Reciprocal switching creates a moral hazard problem. The incumbent railroad incurs a high opportunity cost because the reciprocal switch slows its own deliveries and reduces how much it can transport effectively. That, in turn, affects its finances, including recovering fixed costs. For that reason, the incumbent will have an incentive to provide poor service to the shipper that is requiring the switch, in the hope of driving off that customer. It is highly unlikely the STB-sanctioned payment for performing the switch will counterbalance that disincentive; the incumbent will likely be paid a fraction of what the competing railroad receives, reflecting the proportion of the trip that it undertook.
Complex and costly / Reciprocal switching is costly for a railroad. Rail cars are effectively stuck on a one-dimensional track: for one car to move to another train requires that there be multiple tracks as well as a junction between them with a reversal of direction. With a reciprocal switch, this activity must take place at the industry location, at the first railroad’s serving yard (where cars are collected), at the interchange connecting the two railroads, and again at a serving yard of the second railroad.

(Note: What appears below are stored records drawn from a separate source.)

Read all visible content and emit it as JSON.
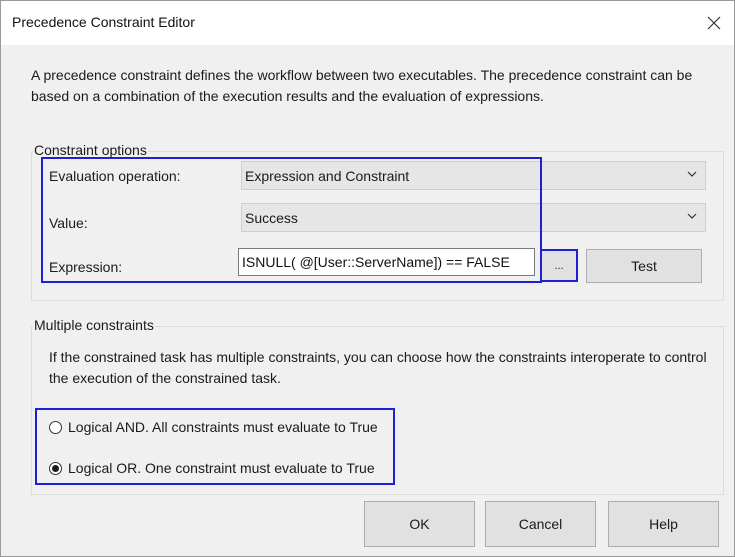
{
  "window": {
    "title": "Precedence Constraint Editor"
  },
  "description": "A precedence constraint defines the workflow between two executables. The precedence constraint can be based on a combination of the execution results and the evaluation of expressions.",
  "constraint_options": {
    "group_label": "Constraint options",
    "evaluation_label": "Evaluation operation:",
    "evaluation_value": "Expression and Constraint",
    "value_label": "Value:",
    "value_value": "Success",
    "expression_label": "Expression:",
    "expression_value": "ISNULL( @[User::ServerName]) == FALSE",
    "ellipsis_label": "...",
    "test_label": "Test"
  },
  "multiple_constraints": {
    "group_label": "Multiple constraints",
    "description": "If the constrained task has multiple constraints, you can choose how the constraints interoperate to control the execution of the constrained task.",
    "options": [
      {
        "label": "Logical AND. All constraints must evaluate to True",
        "selected": false
      },
      {
        "label": "Logical OR. One constraint must evaluate to True",
        "selected": true
      }
    ]
  },
  "buttons": {
    "ok": "OK",
    "cancel": "Cancel",
    "help": "Help"
  },
  "icons": {
    "close": "close-icon",
    "dropdown": "chevron-down-icon"
  },
  "colors": {
    "highlight": "#1f1fd6",
    "dialog_bg": "#f0f0f0",
    "combo_bg": "#e6e6e6"
  }
}
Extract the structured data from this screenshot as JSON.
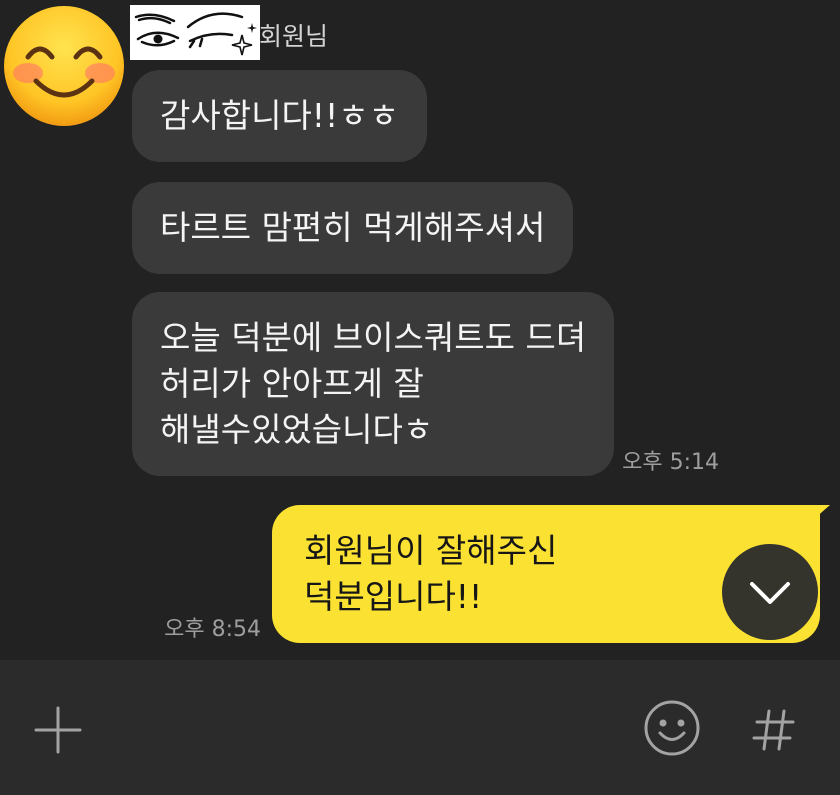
{
  "theme": {
    "chat_background": "#222222",
    "received_bubble": "#3a3a3a",
    "sent_bubble": "#fbe232",
    "input_bar_background": "#2b2b2b",
    "timestamp_color": "#9e9e9e"
  },
  "sender": {
    "name": "회원님",
    "avatar_icon": "smiling-face-with-smiling-eyes-icon",
    "name_cover_icon": "eyes-doodle-icon"
  },
  "messages": {
    "received": [
      {
        "lines": [
          "감사합니다!!ㅎㅎ"
        ]
      },
      {
        "lines": [
          "타르트 맘편히 먹게해주셔서"
        ]
      },
      {
        "lines": [
          "오늘 덕분에 브이스쿼트도 드뎌",
          "허리가 안아프게 잘",
          "해낼수있었습니다ㅎ"
        ],
        "time": "오후 5:14"
      }
    ],
    "sent": [
      {
        "lines": [
          "회원님이 잘해주신",
          "덕분입니다!!"
        ],
        "time": "오후 8:54"
      }
    ]
  },
  "scroll_button": {
    "icon": "chevron-down-icon"
  },
  "input_bar": {
    "attach_icon": "plus-icon",
    "emoticon_icon": "smiley-icon",
    "hashtag_icon": "hash-icon"
  }
}
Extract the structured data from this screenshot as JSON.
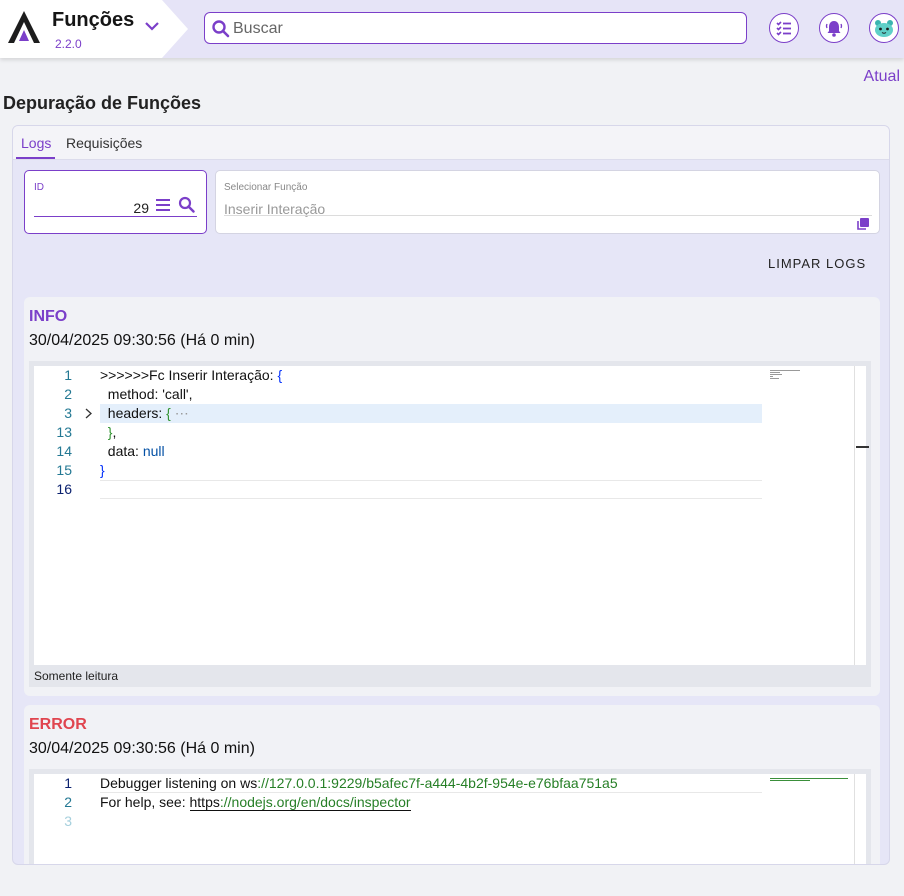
{
  "header": {
    "app_name": "Funções",
    "version": "2.2.0",
    "search_placeholder": "Buscar"
  },
  "atual_label": "Atual",
  "page_title": "Depuração de Funções",
  "tabs": [
    {
      "label": "Logs",
      "active": true
    },
    {
      "label": "Requisições",
      "active": false
    }
  ],
  "filters": {
    "id_label": "ID",
    "id_value": "29",
    "function_label": "Selecionar Função",
    "function_value": "Inserir Interação"
  },
  "clear_logs_label": "LIMPAR LOGS",
  "logs": [
    {
      "level": "INFO",
      "timestamp": "30/04/2025 09:30:56 (Há 0 min)",
      "read_only_label": "Somente leitura",
      "lines": [
        {
          "n": "1",
          "prefix": ">>>>>>Fc Inserir Interação: ",
          "open": "{"
        },
        {
          "n": "2",
          "text": "  method: 'call',"
        },
        {
          "n": "3",
          "key": "  headers: ",
          "open": "{",
          "ellipsis": " ⋯"
        },
        {
          "n": "13",
          "close": "  }",
          "comma": ","
        },
        {
          "n": "14",
          "key": "  data: ",
          "value": "null"
        },
        {
          "n": "15",
          "close": "}"
        },
        {
          "n": "16"
        }
      ]
    },
    {
      "level": "ERROR",
      "timestamp": "30/04/2025 09:30:56 (Há 0 min)",
      "lines": [
        {
          "n": "1",
          "prefix": "Debugger listening on ws",
          "link": "://127.0.0.1:9229/b5afec7f-a444-4b2f-954e-e76bfaa751a5"
        },
        {
          "n": "2",
          "prefix": "For help, see: ",
          "scheme": "https",
          "link": "://nodejs.org/en/docs/inspector"
        },
        {
          "n": "3"
        }
      ]
    }
  ],
  "colors": {
    "accent": "#7b3fc9",
    "error": "#e0454f"
  },
  "icons": [
    "logo-icon",
    "chevron-down-icon",
    "search-icon",
    "task-list-icon",
    "bell-icon",
    "avatar-icon",
    "list-icon",
    "magnifier-icon",
    "copy-icon",
    "fold-arrow-icon"
  ]
}
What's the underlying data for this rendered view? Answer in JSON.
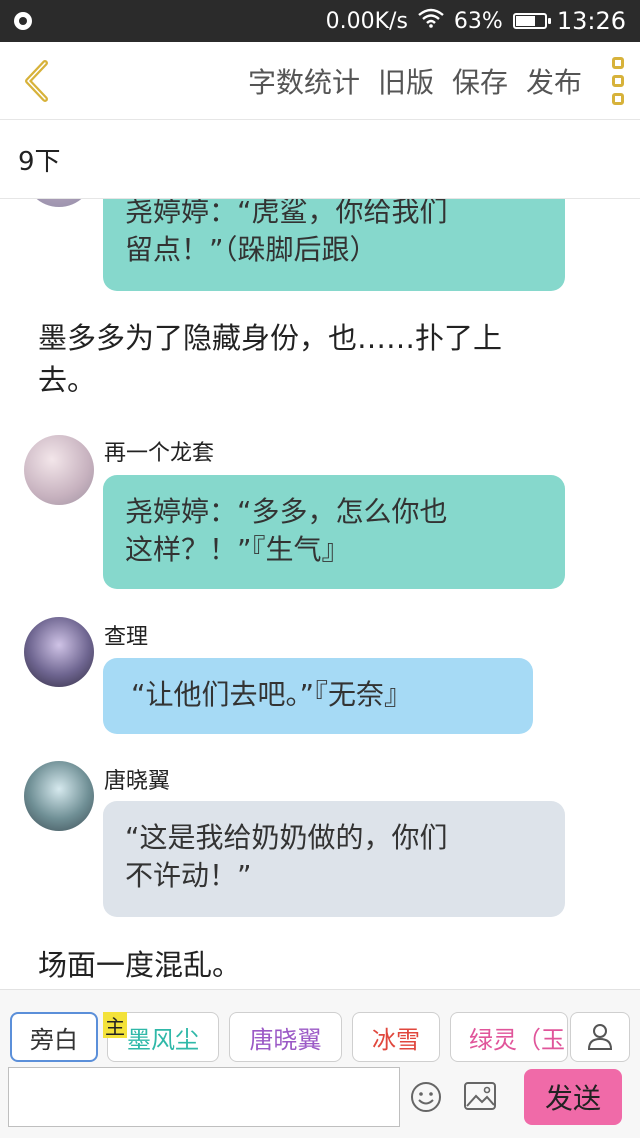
{
  "status_bar": {
    "network_speed": "0.00K/s",
    "battery": "63%",
    "battery_level": 0.63,
    "time": "13:26"
  },
  "toolbar": {
    "word_count": "字数统计",
    "old_version": "旧版",
    "save": "保存",
    "publish": "发布"
  },
  "chapter": {
    "title": "9下"
  },
  "messages": {
    "m1": {
      "text_line1": "尧婷婷：“虎鲨，你给我们",
      "text_line2": "留点！”（跺脚后跟）"
    },
    "n1": {
      "line1": "墨多多为了隐藏身份，也……扑了上",
      "line2": "去。"
    },
    "m2": {
      "speaker": "再一个龙套",
      "text_line1": "尧婷婷：“多多，怎么你也",
      "text_line2": "这样？！”『生气』"
    },
    "m3": {
      "speaker": "查理",
      "text": "“让他们去吧。”『无奈』"
    },
    "m4": {
      "speaker": "唐晓翼",
      "text_line1": "“这是我给奶奶做的，你们",
      "text_line2": "不许动！”"
    },
    "n2": {
      "text": "场面一度混乱。"
    }
  },
  "characters": {
    "narration": "旁白",
    "main_badge": "主",
    "c1": "墨风尘",
    "c2": "唐晓翼",
    "c3": "冰雪",
    "c4": "绿灵（玉",
    "colors": {
      "c1": "#2fb8a8",
      "c2": "#9b59c6",
      "c3": "#e0473d",
      "c4": "#e0559a"
    }
  },
  "input": {
    "value": "",
    "placeholder": "",
    "send": "发送"
  }
}
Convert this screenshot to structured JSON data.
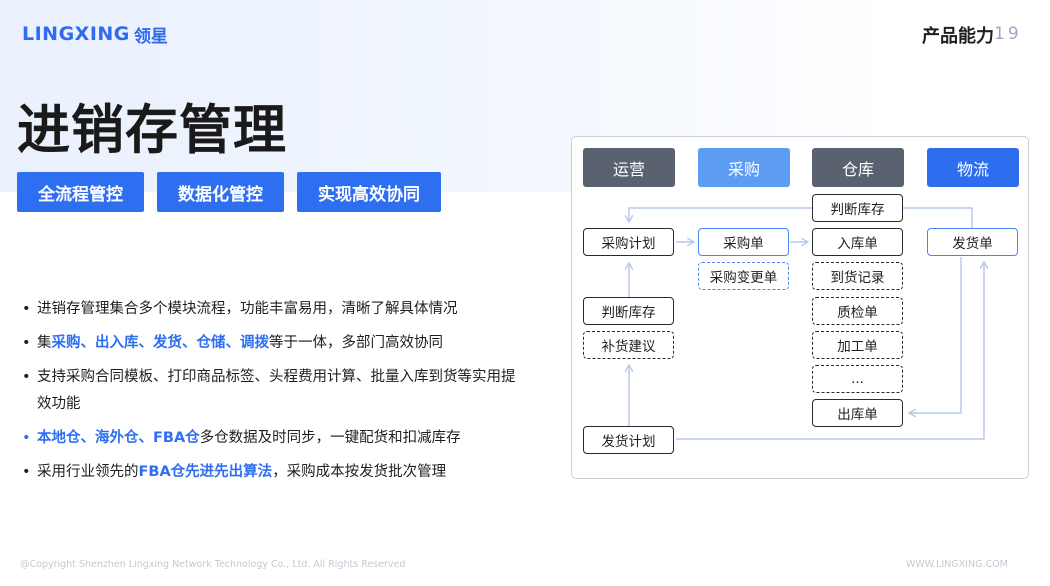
{
  "header": {
    "logo_text": "LINGXING",
    "logo_cn": "领星",
    "section": "产品能力",
    "page_number": "19"
  },
  "title": "进销存管理",
  "tags": [
    "全流程管控",
    "数据化管控",
    "实现高效协同"
  ],
  "bullets": [
    {
      "segments": [
        {
          "text": "进销存管理集合多个模块流程，功能丰富易用，清晰了解具体情况",
          "hl": false
        }
      ]
    },
    {
      "segments": [
        {
          "text": "集",
          "hl": false
        },
        {
          "text": "采购、出入库、发货、仓储、调拨",
          "hl": true
        },
        {
          "text": "等于一体，多部门高效协同",
          "hl": false
        }
      ]
    },
    {
      "segments": [
        {
          "text": "支持采购合同模板、打印商品标签、头程费用计算、批量入库到货等实用提效功能",
          "hl": false
        }
      ]
    },
    {
      "segments": [
        {
          "text": "本地仓、海外仓、FBA仓",
          "hl": true
        },
        {
          "text": "多仓数据及时同步，一键配货和扣减库存",
          "hl": false
        }
      ]
    },
    {
      "segments": [
        {
          "text": "采用行业领先的",
          "hl": false
        },
        {
          "text": "FBA仓先进先出算法",
          "hl": true
        },
        {
          "text": "，采购成本按发货批次管理",
          "hl": false
        }
      ]
    }
  ],
  "diagram": {
    "columns": [
      "运营",
      "采购",
      "仓库",
      "物流"
    ],
    "nodes": {
      "ops_purchase_plan": "采购计划",
      "ops_judge_stock": "判断库存",
      "ops_restock": "补货建议",
      "ops_ship_plan": "发货计划",
      "pur_order": "采购单",
      "pur_change": "采购变更单",
      "wh_judge_stock": "判断库存",
      "wh_inbound": "入库单",
      "wh_arrival": "到货记录",
      "wh_qc": "质检单",
      "wh_process": "加工单",
      "wh_more": "...",
      "wh_outbound": "出库单",
      "log_ship_order": "发货单"
    }
  },
  "footer": {
    "copyright": "@Copyright Shenzhen Lingxing Network Technology Co., Ltd. All Rights Reserved",
    "url": "WWW.LINGXING.COM"
  },
  "colors": {
    "brand": "#2e6ff2",
    "header_gray": "#5a6270",
    "header_light": "#5c9cf5",
    "arrow": "#b7c8ee"
  }
}
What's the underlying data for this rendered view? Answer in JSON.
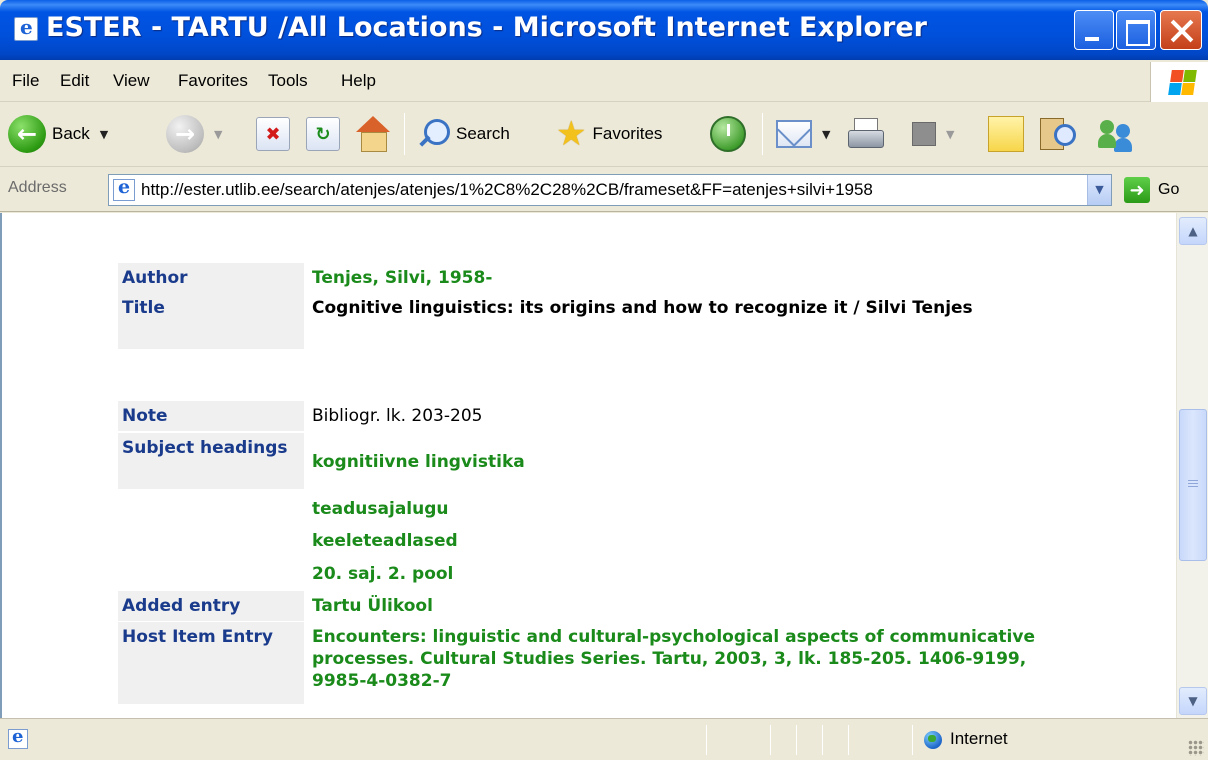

Rail cars are heavy, weighing as much as 100 tons fully loaded, and each move requires a locomotive. Locomotives are almost never at an industry location on their own; rather, they are invariably pulling a train from which they must be decoupled to perform this car movement, and then reattached.
The car must be put in a siding or railyard akin to a parking lot where there are other cars to maneuver around, which is no easy task in a congested railyard. Finally, another train must come and pick it up, following many of those same steps.
This is merely the beginning of the process. Depending on the configuration of yards and interchange tracks, these steps may need to be repeated multiple times. Each switch is labor-intensive and slows the ultimate delivery of the goods on the train involved.
Productivity losses / A railroad would like to move as much freight as possible at the top safe speed with as few stops as possible. Train cars that sit in rail yards for an extended period or travel empty reduce how much a railroad effectively transports. Reciprocal switching would reduce rail velocity — the rate at which trains and cars move across the network — in multiple ways.
Reciprocal switching directly affects the assets used in service. Reciprocally switched cars must spend more time on sidings, and locomotives on those trains spend more time handling those cars, reducing their use in other services.